This majestic bird walked away from me so could not get a frontal but looking at those beautiful feathers, its equally beautiful from behind.
The secretary bird is instantly recognizable as a very large bird with an eagle-like body on crane-like legs which increases the bird’s height to as much as 1.3 m (4.3 ft) tall. This bird has an eagle-like head with a hooked bill, but has rounded wings. Height can range from 90 to 137 cm (35 to 54 in). Total length from 112 to 152 cm (44 to 60 in) and the wingspan is 191–220 cm (75–87 in). Body mass can range from 2.3 to 5 kg (5.1 to 11.0 lb) with 20 birds from southern Africa found to weigh an average of 4.02 kg (8.9 lb). Other attempts to estimate the mean weight range for secretary birds correspondingly lie between 3.5 and 4.2 kg (7.7 and 9.3 lb). The tarsus of the secretary bird averages 31 cm (12 in) and the tail is 57–85 cm (22–33 in), both factor into making them both taller and longer than any other species of raptor since these features are not as long in any other living raptor. The neck is not especially long, and can only be lowered down to the inter-tarsal joint, so birds reaching down to the ground or drinking must stoop to do so.

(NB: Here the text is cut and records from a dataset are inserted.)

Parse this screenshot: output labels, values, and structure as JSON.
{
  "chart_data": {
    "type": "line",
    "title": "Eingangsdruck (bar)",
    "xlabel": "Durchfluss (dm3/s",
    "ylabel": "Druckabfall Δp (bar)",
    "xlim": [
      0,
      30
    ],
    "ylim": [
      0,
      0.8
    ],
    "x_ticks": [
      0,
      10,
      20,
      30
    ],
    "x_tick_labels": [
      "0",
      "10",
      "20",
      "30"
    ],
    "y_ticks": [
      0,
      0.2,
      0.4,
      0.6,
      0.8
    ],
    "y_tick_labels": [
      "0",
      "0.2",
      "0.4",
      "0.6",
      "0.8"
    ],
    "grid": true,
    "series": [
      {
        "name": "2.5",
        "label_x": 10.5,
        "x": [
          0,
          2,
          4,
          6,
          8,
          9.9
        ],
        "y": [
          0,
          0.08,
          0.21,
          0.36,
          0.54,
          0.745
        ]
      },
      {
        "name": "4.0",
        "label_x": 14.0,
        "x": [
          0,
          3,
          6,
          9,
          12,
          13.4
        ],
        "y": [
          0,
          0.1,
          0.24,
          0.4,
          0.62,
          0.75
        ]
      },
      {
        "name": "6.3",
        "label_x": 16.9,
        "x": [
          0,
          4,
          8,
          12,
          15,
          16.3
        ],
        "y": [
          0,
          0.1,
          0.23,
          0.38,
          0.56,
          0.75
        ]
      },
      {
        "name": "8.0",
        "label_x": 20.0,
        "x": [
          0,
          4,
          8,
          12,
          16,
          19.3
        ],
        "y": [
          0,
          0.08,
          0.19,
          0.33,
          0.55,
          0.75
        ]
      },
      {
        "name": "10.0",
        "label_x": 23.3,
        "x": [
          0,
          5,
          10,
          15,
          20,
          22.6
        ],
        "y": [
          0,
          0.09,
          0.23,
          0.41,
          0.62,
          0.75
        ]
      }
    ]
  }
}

From a distance or in flight it resembles a crane more than a bird of prey. The tail has two elongated central feathers that extend beyond the feet during flight, as well as long flat plumage creating a posterior crest. Secretary bird flight feathers and thighs are black, while most of the coverts are grey with some being white. It has a large wedge-shaped tail with alternating white and black banding at its ends. Sexes look similar to one another as the species exhibits very little sexual dimorphism, although the male has longer head plumes and tail feathers. Adults have a featherless red-orange face as opposed to the yellow facial skin of the young.
The Okavango Delta is a labyrinth of lagoons, lakes and hidden channels covering an area of over 17,000 square km and the largest inland delta in the world. Trapped in the parched Kalahari sands it is a magnet for the wildlife who depend on the permanent waters of this unique feature.

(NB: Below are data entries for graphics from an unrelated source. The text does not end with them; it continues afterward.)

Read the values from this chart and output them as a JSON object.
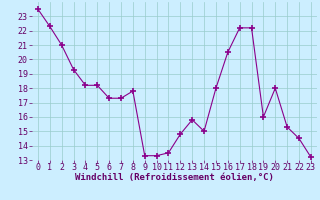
{
  "x": [
    0,
    1,
    2,
    3,
    4,
    5,
    6,
    7,
    8,
    9,
    10,
    11,
    12,
    13,
    14,
    15,
    16,
    17,
    18,
    19,
    20,
    21,
    22,
    23
  ],
  "y": [
    23.5,
    22.3,
    21.0,
    19.3,
    18.2,
    18.2,
    17.3,
    17.3,
    17.8,
    13.3,
    13.3,
    13.5,
    14.8,
    15.8,
    15.0,
    18.0,
    20.5,
    22.2,
    22.2,
    16.0,
    18.0,
    15.3,
    14.5,
    13.2
  ],
  "line_color": "#8b008b",
  "marker_color": "#8b008b",
  "bg_color": "#cceeff",
  "grid_color": "#99cccc",
  "xlabel": "Windchill (Refroidissement éolien,°C)",
  "xlim": [
    -0.5,
    23.5
  ],
  "ylim": [
    13,
    24
  ],
  "xticks": [
    0,
    1,
    2,
    3,
    4,
    5,
    6,
    7,
    8,
    9,
    10,
    11,
    12,
    13,
    14,
    15,
    16,
    17,
    18,
    19,
    20,
    21,
    22,
    23
  ],
  "yticks": [
    13,
    14,
    15,
    16,
    17,
    18,
    19,
    20,
    21,
    22,
    23
  ],
  "xlabel_fontsize": 6.5,
  "tick_fontsize": 6.0,
  "label_color": "#660066"
}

Sometimes called a ‘swamp’, the Okavango is anything but. Moving, mysterious, placid, gentle and beautiful, from a wide and winding channel it spreads through tiny, almost unnoticeable channels that creep away behind a wall of papyrus reed, into an ever expanding network of increasingly smaller passages.

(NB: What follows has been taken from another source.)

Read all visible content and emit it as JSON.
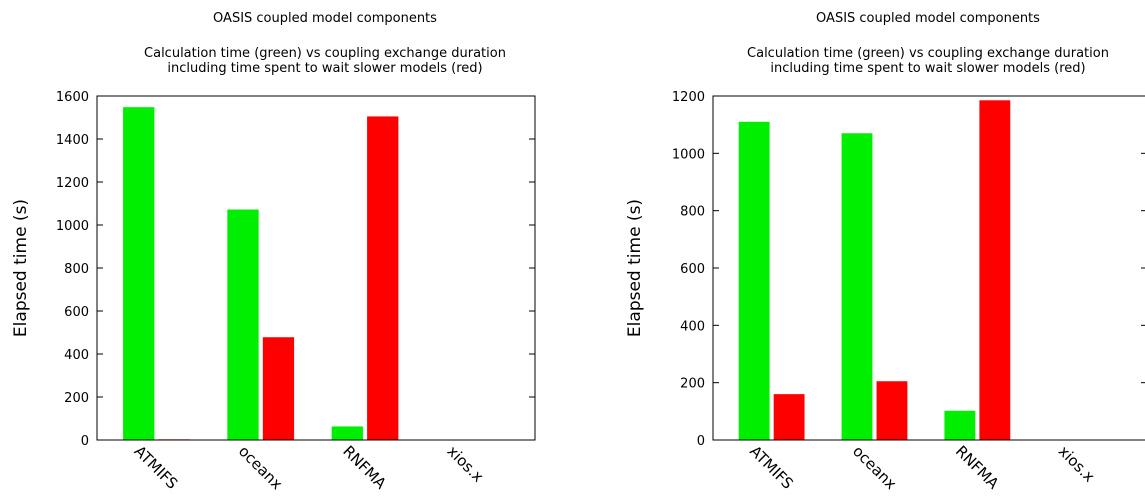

These link a succession of lagoons, islands and islets of various sizes, open grasslands and flooded plains in a mosaic of land and water. Palms and towering trees abound, throwing their shade over crystal pools, forest glades and grassy knolls.
The Okavango Delta is a vast inland river delta in northern Botswana. It’s known for its sprawling grassy plains, which flood seasonally, becoming a lush animal habitat. The Moremi Game Reserve occupies the east and central areas of the region. Here, dugout canoes are used to navigate past hippos, elephants and crocodiles. On dry land, wildlife includes lions, leopards, giraffes and rhinos. However, the bird life in these regions are equally rich in diversity.
I took this photo while on my first Botswana Delta photo safari trip. April 2019.